Mirziyoyev in February signed off on his government’s concept document for the development of the nuclear energy industry for 2019-2029. That roadmap casts atomic energy as an environmentally friendly and cheap source of power generation for a period of anywhere upward of 60 years. The plant is also seen as crucial to ensuring that Uzbekistan meets it target of producing 117 billion kilowatt hours (kwh) of electricity per year by 2030. Energy officials have said that the objective for this year is 67.5 billion kwh.
Construction of 2.4-gigawatt plant is slated to start in the central Navoi region in 2022 and will be financed in part by preferential loans from Russia. The start of power output is scheduled for 2028.

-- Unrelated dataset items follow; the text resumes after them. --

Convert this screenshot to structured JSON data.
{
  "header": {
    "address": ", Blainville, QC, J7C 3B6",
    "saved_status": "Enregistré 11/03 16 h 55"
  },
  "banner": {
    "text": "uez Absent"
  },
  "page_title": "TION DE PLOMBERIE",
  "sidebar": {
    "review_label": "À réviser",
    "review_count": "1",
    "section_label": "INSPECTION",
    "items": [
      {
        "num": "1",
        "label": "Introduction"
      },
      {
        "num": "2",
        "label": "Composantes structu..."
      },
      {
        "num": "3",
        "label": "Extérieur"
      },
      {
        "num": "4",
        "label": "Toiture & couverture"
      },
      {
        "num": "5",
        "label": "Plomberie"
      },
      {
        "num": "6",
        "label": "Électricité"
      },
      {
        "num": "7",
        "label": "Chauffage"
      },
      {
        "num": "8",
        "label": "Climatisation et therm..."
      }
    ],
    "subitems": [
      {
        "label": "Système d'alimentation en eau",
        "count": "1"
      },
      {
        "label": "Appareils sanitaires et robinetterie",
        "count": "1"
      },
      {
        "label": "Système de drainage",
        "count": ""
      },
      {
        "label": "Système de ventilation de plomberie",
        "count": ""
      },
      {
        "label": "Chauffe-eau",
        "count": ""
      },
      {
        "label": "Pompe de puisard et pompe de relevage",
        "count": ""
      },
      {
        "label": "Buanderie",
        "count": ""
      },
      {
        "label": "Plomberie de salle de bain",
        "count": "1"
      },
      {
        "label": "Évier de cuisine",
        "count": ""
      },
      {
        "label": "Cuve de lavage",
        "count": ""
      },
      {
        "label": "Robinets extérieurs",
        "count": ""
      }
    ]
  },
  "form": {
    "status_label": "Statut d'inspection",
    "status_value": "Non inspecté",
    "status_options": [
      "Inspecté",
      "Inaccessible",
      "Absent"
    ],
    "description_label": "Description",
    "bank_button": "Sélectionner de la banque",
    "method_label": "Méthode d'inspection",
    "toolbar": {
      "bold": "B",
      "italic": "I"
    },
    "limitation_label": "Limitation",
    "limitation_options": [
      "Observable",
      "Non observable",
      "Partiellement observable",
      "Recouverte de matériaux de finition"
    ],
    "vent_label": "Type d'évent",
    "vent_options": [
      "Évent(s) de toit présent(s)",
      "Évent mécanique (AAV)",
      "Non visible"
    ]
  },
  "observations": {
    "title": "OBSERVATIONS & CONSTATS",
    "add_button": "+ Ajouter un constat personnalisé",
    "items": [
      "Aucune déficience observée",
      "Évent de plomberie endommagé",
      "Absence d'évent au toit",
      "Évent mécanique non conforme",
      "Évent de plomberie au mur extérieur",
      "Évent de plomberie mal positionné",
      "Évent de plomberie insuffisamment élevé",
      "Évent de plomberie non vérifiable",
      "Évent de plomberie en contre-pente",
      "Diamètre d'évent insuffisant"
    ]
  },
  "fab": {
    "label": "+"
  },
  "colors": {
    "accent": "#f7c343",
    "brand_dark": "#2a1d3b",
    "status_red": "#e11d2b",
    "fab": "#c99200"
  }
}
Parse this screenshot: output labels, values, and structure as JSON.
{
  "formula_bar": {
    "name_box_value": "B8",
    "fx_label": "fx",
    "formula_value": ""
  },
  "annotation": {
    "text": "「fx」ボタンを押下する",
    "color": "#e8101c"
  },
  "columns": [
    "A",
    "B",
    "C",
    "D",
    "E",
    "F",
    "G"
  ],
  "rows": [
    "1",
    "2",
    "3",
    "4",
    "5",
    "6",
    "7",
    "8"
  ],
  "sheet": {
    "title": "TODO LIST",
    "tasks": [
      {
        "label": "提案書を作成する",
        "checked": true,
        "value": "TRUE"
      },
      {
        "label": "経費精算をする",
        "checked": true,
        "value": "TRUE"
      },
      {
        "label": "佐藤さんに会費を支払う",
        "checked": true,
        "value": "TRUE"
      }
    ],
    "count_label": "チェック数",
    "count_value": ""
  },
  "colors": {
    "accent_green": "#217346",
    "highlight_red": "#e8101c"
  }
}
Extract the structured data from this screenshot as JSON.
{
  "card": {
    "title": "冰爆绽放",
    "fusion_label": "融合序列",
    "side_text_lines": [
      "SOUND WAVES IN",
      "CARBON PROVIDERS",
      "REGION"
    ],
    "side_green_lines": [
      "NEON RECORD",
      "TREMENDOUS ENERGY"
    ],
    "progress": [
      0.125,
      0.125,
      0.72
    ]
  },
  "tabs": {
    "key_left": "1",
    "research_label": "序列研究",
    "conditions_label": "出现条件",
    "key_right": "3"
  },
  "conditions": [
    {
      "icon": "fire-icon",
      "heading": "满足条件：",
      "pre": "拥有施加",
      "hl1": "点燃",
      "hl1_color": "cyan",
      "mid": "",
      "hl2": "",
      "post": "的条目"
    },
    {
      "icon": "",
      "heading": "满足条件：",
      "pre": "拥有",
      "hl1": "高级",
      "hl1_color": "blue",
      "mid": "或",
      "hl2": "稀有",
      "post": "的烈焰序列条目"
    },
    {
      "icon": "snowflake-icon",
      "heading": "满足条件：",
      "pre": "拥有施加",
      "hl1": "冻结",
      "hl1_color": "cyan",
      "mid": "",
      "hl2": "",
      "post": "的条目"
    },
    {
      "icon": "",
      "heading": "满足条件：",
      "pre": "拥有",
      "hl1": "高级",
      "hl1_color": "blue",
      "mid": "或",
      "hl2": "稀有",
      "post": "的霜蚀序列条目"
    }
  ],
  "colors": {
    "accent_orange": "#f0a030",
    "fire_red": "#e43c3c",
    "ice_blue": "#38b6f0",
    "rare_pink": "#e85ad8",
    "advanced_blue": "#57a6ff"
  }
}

Jurabek Mirzamakhmudov, director general of Uzbekistan’s atomic agency Uzatom, said in an interview earlier this month, the impetus behind the Navoi plant has been to reduce the country’s reliance of natural gas, which currently accounts for 85 percent of power generation. Mirzamakhmudov indicated a far lengthier survey time than that was indicated by Lavrov, however.
“It is impossible now to talk about the specific location, as these works are ongoing,” he told Nuclear Engineering International.
“It is necessary to conduct research on at least three sites. The research includes geological, hydrological, meteorological surveys and seismic, economic, infrastructure research. These works will be carried out within 1-1.5 years,” he said.